What if both could be done at the same time?

Scientists at UT Arlington think they’ve found a way. They’re working on a method to convert carbon dioxide—the greenhouse gas associated with climate change—into liquid methanol fuel using copper oxide nanowires and sunlight.

As long as we’re using fossil fuels, we’ll have the question of what to do with the carbon dioxide,” says Krishnan Rajeshwar, a Distinguished Professor of Chemistry and Biochemistry and co-founder of the Center for Renewable Energy, Science, and Technology (CREST). “An attractive option would be to convert greenhouse gases to liquid fuel. That’s the value-added option.”

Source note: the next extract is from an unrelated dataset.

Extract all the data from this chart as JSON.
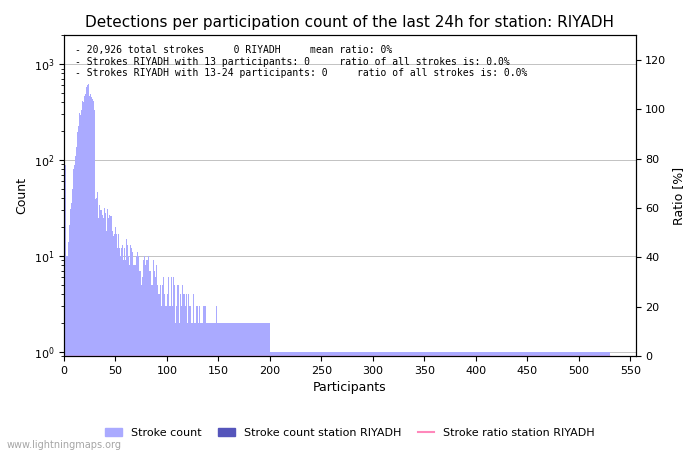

Dr. Rajeshwar and his team begin the conversion process by coating the walls of copper oxide (CuO) nanorods with crystallites made from another form of copper oxide, Cu2O. In the lab, they submerge those rods in a water-based solution rich in carbon dioxide, or CO2. Irradiating the combination with simulated sunlight creates a photo-electrochemical reduction of the CO2, and that produces methanol.

The process is safer, simpler, and less expensive than previous methods to convert CO2 into a useful product. Those require a co-catalyst and must be conducted at high operating pressures and temperatures. Many also use toxic elements, such as cadmium, or rare elements like tellurium.

Norma Tacconi, a recently retired UT Arlington research professor, co-wrote a paper on the findings for the journal Chemical Communications with fellow CREST researchers Rajeshwar, Ghazaleh Ghadimkhani, Wilaiwan Chanmanee, and Csaba Janaky.